Fakta Baru! Dokter yang Cabuli Istri Pasien Suntikkan Obat Penenang ke Korban, Bukan Vitamin

Pernyataan itu didapat saat polisi melakukan olah TKP belum lama ini

Budi Yansah
Oleh Budi Yansah - Reporter
Fakta Baru! Dokter yang Cabuli Istri Pasien Suntikkan Obat Penenang ke Korban, Bukan Vitamin
Fakta Baru! Dokter yang Cabuli Istri Pasien Suntikkan Obat Penenang ke Korban, Bukan Vitamin (Merdeka.com)

Pernyataan itu didapat saat polisi melakukan olah TKP belum lama ini

Kasus dugaan pencabulan yang dilakukan dokter spesialis ortopedi MY terhadap istri pasiennya yang sedang hamil, TA (22), menemukan fakta baru.


Kuasa hukum TA, Andyka Andalantama menjelaskan, dari keterangan perawat RS BMJ, disebutkan bahwa yang disuntikkan pelaku kepada korban bukan vitamin seperti.

Modus pencabulan dokter MY kepada korbannya ingin menyuntikkan vitamin. Ternyata, cairan dalam alat suntik tersebut obat penenang.


Pernyataan itu didapat saat polisi melakukan olah TKP belum lama ini.

Dok. Istimewa
Dok.
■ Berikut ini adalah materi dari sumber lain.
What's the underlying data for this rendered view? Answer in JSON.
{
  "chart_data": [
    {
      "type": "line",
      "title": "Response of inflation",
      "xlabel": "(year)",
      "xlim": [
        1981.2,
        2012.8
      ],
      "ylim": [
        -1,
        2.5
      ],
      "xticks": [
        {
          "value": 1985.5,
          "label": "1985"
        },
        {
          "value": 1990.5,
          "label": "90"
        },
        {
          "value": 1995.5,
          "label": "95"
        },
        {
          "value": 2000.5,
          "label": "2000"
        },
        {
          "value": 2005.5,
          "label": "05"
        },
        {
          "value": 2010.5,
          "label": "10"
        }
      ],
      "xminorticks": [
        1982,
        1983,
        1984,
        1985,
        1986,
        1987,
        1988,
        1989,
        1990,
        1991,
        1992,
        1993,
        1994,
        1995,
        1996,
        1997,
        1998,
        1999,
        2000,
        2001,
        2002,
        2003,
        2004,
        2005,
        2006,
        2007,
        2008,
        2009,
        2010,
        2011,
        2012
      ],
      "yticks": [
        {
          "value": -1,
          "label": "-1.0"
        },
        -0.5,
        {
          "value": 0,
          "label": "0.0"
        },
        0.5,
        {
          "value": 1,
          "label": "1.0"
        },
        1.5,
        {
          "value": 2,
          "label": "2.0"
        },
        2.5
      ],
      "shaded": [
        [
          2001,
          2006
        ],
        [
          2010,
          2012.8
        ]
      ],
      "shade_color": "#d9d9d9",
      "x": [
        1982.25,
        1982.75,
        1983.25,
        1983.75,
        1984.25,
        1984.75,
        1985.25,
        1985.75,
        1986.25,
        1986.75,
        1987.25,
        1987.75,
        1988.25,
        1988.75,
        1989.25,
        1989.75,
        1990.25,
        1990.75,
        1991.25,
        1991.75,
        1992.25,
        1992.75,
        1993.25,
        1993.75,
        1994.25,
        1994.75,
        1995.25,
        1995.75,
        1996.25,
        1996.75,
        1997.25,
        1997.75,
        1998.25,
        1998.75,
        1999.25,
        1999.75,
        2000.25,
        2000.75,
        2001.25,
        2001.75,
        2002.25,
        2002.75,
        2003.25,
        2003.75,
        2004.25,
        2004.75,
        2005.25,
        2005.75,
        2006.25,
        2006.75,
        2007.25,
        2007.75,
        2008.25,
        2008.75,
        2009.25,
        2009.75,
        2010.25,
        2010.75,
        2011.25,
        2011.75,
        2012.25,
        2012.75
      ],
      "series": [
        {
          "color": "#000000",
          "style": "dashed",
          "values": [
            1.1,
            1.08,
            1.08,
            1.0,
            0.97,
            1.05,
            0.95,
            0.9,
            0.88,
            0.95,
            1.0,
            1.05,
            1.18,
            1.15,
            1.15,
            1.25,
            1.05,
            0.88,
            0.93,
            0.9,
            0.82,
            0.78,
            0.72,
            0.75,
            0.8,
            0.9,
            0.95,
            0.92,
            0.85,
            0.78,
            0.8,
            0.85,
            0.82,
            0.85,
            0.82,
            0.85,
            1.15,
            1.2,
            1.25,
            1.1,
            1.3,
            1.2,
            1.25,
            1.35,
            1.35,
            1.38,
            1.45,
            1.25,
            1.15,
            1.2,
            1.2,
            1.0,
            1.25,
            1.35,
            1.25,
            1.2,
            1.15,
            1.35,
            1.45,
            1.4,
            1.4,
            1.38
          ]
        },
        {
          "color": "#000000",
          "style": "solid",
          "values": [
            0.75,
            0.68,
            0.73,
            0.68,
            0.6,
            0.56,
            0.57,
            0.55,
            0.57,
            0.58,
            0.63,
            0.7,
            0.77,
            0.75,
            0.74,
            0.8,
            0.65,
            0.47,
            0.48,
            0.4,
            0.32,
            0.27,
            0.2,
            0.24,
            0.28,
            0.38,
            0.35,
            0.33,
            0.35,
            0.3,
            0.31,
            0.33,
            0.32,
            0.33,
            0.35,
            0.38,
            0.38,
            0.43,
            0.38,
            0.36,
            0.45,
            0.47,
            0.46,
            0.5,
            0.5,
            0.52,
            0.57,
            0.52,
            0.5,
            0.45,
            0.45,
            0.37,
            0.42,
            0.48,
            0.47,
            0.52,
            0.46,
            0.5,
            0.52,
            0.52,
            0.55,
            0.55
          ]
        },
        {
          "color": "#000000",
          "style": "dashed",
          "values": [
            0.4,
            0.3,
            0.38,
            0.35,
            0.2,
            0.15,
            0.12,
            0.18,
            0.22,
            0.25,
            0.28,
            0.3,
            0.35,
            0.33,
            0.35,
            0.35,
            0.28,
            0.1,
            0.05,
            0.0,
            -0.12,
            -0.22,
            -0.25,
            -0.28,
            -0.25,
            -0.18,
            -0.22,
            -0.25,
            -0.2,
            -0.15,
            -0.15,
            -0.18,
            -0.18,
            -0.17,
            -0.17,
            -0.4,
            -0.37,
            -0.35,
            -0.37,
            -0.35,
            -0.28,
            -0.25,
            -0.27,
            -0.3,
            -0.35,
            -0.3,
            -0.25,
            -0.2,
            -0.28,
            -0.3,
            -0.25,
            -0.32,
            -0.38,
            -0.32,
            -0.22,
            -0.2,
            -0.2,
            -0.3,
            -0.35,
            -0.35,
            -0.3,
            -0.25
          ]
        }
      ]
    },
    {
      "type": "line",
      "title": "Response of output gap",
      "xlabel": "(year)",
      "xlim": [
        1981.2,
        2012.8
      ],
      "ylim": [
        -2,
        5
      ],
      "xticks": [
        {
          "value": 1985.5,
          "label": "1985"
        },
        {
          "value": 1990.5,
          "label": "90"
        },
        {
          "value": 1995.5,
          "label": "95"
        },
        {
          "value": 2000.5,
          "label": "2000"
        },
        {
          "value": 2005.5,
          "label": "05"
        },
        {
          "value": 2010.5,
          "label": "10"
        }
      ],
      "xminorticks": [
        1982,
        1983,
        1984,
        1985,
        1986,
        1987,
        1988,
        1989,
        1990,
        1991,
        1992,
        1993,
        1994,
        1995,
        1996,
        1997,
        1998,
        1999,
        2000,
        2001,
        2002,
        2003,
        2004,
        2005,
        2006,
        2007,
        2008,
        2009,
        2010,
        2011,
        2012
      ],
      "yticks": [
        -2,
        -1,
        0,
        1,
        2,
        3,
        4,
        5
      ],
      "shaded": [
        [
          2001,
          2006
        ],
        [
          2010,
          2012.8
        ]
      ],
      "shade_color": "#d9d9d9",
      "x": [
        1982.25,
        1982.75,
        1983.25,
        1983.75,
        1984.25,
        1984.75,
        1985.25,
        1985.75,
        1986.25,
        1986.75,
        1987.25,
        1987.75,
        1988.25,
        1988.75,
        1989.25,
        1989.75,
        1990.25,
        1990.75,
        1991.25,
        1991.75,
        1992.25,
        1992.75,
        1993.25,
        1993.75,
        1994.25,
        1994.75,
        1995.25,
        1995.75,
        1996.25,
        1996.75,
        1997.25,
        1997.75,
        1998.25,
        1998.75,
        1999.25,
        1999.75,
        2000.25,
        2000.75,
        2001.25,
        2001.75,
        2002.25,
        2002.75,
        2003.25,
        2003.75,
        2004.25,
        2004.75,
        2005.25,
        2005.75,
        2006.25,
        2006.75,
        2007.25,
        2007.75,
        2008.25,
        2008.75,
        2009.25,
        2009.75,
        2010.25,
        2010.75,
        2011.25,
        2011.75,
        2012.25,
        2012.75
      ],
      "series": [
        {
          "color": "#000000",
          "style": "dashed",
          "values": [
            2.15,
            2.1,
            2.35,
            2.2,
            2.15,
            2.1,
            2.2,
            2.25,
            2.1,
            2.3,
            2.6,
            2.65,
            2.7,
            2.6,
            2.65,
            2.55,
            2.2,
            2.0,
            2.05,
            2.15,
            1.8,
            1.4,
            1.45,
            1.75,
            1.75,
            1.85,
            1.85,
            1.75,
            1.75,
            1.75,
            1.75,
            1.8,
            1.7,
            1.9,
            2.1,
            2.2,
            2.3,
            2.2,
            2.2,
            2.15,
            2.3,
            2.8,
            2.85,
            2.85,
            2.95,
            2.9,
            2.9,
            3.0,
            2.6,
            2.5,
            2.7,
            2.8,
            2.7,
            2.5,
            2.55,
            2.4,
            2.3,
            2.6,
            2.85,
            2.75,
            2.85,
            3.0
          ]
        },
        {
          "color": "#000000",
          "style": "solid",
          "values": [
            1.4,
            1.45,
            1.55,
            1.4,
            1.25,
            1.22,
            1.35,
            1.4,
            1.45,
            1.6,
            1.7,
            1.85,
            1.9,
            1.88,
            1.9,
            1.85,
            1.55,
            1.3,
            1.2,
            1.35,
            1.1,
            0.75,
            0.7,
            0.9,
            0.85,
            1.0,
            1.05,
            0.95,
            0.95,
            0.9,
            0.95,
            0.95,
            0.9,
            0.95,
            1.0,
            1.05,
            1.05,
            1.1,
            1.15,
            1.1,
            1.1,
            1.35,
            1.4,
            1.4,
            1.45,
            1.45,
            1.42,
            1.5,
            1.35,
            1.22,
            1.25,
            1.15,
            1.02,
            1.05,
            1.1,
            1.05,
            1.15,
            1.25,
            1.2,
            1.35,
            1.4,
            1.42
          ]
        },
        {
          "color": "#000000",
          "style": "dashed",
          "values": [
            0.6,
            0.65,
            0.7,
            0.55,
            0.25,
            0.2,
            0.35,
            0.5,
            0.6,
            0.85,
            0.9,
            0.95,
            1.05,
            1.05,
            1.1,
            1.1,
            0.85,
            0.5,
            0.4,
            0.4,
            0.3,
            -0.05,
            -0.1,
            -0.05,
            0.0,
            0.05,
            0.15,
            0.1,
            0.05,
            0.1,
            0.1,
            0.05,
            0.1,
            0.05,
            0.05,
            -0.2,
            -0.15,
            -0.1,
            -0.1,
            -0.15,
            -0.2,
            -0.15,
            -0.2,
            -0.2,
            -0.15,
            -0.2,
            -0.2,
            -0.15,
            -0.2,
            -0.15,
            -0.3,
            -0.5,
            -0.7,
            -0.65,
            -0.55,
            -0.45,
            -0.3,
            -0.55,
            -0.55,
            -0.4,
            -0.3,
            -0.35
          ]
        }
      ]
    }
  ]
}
Istimewa

"Keterangan suster, itu obat sejenis obat penenang saat olah TKP," ungkap kuasa hukum korban Andyka Andalantama, Jumat (1/3).

Namun Andyka belum dapat menjelaskan secara detail. Karena akan dilakukan pengujian di laboratorium forensik.


Kliennya juga diminta untuk melakukan pengambilan sampel darah guna mencocokkan darah yang ada di jarum suntik.

"Soal cairan itu kita belum menanyakan detail karena itu ada hasil laboratutiun forensiknya," kata Andyka.


Pengambilan sampel darah dijadwalkan terhadap TA pada hari ini. Andyka berharap, hasilnya sesuai dengan fakta yang diungkap perawat RS BMJ sehingga menguatkan tuduhan.

"Secepatnya dilakukan, hari ini juga kita ambil sampel darah," kata Andyka.


Saat dikonfirmasi ke polisi, Kasubdit Perlindungan Perempuan dan Anak (PPA) Ditreskrimum Polda Sumsel AKBP Raswidiati Anggraini enggan berkomentar banyak.

Dok. Istimewa
Dok. Istimewa

Dia bilang proses hukum masih berlangsung. Sehingga penyelidikan dengan memeriksa sejumlah saksi masih terus dilakukan.

"Masih dilakukan pemeriksaan," singkat Raswidiati.